Now, we calculate how many ways there are to arrange the books such that there exists 3 identical books in a row . There are $4$ ways to choose which kind of books to put them together, e.g. Math Books. Consider only 10 things: a group of Math Books and 9 other books. Again by Permutations with Repetition, there are $4 \times \dfrac{10!}{(3!)^3} = 67200$ ways . Now, we calculate how many ways there are to arrange the books such that there exists 2 groups of 3 identical books in a row . Similarily, there are ${4 \choose 2} \times \dfrac{8!}{(3!)^2} = 6720$ ways.

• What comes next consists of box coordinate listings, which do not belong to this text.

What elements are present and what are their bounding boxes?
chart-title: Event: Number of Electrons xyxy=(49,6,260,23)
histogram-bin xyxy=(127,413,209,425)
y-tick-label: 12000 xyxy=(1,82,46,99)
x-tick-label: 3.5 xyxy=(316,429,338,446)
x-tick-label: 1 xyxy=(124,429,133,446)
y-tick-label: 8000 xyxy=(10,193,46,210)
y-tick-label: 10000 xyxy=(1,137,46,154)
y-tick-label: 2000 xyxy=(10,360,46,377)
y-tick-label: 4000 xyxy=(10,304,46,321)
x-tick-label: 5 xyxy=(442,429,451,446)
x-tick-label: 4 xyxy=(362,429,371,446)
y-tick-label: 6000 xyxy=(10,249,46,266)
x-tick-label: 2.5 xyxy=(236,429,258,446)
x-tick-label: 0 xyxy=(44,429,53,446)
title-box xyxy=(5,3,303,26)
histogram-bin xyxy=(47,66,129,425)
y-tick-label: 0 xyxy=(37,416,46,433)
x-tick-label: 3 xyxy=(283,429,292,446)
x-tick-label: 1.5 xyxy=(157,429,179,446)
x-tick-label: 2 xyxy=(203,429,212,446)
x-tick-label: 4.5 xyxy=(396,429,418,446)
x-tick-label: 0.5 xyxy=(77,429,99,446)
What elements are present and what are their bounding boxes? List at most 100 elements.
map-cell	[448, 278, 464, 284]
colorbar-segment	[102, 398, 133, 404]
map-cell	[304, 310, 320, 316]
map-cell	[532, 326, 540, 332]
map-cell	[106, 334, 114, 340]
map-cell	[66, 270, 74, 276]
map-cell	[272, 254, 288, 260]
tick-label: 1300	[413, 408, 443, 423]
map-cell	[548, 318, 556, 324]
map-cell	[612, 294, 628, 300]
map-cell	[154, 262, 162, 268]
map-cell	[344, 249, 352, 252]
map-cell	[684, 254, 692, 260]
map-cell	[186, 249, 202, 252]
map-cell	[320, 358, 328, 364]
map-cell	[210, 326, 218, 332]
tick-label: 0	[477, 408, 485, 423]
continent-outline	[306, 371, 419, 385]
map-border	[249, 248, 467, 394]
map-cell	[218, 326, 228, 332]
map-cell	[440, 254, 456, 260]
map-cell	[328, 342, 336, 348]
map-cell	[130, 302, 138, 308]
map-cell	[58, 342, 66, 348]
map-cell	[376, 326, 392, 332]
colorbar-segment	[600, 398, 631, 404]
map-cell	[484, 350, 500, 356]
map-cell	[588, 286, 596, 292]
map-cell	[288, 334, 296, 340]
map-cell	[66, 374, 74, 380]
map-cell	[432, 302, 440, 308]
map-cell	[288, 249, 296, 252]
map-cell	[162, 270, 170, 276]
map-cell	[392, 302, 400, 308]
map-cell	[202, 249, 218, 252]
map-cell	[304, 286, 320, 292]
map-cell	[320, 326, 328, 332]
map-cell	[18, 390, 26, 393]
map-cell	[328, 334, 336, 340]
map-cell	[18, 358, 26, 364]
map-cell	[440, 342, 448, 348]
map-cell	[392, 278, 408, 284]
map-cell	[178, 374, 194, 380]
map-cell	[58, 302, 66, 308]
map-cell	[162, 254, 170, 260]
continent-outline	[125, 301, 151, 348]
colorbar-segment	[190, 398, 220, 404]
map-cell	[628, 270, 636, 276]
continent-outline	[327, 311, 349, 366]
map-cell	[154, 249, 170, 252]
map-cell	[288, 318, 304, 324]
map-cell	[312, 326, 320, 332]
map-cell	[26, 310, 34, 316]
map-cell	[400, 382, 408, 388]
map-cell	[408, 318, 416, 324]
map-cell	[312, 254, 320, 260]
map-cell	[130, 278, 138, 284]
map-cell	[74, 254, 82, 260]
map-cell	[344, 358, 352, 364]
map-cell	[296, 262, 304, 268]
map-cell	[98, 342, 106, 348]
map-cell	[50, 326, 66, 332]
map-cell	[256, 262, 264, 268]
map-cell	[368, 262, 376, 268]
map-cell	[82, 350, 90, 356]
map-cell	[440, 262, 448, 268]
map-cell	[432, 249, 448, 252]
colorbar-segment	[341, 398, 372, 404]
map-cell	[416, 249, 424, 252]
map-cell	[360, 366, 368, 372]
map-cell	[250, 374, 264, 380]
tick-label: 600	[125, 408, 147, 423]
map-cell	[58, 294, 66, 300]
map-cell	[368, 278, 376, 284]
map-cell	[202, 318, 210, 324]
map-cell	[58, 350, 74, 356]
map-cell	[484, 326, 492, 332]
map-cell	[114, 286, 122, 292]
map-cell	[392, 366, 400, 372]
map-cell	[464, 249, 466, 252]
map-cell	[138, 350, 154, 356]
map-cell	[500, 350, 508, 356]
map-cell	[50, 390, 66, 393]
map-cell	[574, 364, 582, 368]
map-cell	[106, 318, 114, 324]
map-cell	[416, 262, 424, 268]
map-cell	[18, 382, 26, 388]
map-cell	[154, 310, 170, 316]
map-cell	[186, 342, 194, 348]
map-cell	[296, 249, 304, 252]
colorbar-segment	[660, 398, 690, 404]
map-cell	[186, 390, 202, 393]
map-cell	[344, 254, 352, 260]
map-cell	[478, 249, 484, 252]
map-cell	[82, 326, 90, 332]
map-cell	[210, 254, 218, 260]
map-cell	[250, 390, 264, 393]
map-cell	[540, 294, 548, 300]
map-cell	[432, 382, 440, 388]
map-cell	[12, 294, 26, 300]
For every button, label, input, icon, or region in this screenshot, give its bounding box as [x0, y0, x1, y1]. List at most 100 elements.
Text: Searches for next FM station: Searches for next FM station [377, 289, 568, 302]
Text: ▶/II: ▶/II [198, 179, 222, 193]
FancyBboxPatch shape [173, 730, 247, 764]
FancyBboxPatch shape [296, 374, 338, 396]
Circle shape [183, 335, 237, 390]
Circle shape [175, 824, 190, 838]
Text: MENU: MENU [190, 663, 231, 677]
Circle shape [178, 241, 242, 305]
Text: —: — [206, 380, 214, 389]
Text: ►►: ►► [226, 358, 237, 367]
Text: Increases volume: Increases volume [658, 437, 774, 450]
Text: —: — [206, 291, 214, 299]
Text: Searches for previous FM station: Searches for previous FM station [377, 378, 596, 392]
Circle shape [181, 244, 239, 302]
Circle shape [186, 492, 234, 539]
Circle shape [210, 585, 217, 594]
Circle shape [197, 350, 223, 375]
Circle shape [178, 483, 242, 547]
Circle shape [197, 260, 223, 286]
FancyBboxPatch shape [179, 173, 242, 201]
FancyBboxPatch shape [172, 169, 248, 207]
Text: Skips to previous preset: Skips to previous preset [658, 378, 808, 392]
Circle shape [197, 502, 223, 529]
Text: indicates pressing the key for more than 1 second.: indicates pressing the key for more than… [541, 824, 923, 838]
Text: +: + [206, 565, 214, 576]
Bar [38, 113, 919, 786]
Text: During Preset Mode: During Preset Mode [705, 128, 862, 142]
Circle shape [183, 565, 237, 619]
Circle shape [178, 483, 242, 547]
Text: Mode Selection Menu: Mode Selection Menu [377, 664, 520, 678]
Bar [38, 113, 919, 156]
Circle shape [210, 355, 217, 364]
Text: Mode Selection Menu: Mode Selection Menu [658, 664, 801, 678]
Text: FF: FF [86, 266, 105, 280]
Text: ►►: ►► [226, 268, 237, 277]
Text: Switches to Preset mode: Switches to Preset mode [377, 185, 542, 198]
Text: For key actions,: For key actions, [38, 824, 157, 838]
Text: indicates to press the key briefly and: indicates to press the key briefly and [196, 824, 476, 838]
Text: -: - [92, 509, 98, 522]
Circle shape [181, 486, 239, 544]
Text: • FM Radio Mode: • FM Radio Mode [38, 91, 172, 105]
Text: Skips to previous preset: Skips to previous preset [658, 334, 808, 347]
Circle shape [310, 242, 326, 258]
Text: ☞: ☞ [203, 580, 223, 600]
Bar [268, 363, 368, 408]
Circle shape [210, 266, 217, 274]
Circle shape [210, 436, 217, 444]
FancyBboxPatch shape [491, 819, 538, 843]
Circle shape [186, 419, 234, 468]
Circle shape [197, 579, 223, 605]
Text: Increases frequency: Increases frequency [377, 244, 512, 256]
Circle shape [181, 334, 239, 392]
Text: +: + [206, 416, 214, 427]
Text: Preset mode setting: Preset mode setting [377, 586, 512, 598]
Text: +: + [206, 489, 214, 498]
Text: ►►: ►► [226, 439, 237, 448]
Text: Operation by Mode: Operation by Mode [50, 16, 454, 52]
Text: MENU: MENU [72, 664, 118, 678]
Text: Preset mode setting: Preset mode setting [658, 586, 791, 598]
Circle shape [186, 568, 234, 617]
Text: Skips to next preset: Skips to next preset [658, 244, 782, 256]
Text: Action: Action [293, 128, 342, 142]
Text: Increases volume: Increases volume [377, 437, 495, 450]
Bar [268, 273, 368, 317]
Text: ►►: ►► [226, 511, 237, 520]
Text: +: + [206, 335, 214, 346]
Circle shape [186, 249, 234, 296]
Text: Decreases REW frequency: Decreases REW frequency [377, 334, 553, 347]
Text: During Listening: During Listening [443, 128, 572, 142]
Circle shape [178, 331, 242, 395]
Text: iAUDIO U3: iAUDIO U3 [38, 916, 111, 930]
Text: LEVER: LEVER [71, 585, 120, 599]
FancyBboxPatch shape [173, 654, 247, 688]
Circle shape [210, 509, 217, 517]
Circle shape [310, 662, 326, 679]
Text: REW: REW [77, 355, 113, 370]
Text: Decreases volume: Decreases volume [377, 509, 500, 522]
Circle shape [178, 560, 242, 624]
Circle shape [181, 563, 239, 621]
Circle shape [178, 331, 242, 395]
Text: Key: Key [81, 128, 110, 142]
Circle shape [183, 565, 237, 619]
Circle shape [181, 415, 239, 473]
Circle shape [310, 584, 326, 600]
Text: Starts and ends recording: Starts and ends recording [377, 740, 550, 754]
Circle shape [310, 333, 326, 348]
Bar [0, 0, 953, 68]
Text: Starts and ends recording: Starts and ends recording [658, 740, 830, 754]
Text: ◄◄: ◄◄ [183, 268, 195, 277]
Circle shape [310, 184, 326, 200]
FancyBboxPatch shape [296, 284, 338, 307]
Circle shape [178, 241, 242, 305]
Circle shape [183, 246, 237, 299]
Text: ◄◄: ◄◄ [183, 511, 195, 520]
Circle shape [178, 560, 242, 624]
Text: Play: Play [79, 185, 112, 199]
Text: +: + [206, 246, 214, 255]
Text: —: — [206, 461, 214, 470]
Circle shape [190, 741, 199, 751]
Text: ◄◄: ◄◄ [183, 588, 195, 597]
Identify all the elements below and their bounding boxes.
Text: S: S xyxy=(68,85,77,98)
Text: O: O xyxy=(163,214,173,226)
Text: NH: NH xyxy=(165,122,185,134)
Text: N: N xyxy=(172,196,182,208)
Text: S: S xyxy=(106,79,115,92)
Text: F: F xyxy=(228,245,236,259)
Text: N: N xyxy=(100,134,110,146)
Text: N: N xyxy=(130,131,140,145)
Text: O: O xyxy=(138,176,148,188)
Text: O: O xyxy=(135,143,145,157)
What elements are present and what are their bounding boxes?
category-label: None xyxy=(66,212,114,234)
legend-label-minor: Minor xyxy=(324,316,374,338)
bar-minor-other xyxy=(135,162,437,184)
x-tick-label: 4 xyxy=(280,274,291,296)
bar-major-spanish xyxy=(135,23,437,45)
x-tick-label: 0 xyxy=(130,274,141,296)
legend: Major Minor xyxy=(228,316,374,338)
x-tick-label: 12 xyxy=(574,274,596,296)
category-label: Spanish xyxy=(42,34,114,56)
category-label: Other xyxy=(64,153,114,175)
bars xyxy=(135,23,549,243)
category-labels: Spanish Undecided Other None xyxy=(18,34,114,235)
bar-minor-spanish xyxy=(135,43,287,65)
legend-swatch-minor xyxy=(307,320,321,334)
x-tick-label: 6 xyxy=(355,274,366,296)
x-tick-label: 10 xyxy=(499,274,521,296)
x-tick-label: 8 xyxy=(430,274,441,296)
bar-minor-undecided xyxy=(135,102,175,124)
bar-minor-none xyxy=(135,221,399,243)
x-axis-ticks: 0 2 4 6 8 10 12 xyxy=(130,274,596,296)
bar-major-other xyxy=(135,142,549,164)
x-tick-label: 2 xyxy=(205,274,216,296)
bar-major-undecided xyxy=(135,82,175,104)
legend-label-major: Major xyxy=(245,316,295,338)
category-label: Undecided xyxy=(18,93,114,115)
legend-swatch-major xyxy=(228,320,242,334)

The number of ways to arrange the books such that there exists 3 groups of 3 identical books in a row is ${4 \choose 3} \times \dfrac{6!}{3!}=480$ . And for 4 groups, there are $4! = 24$ ways.

Now using Principle of Inclusion and Exclusion , the number of ways which satisfies the problem's conditions is $369600 - 67200 + 6720 - 480 + 24 = \boxed{308664}$ .

I like this problem because it uses a lot of combinatorics functions.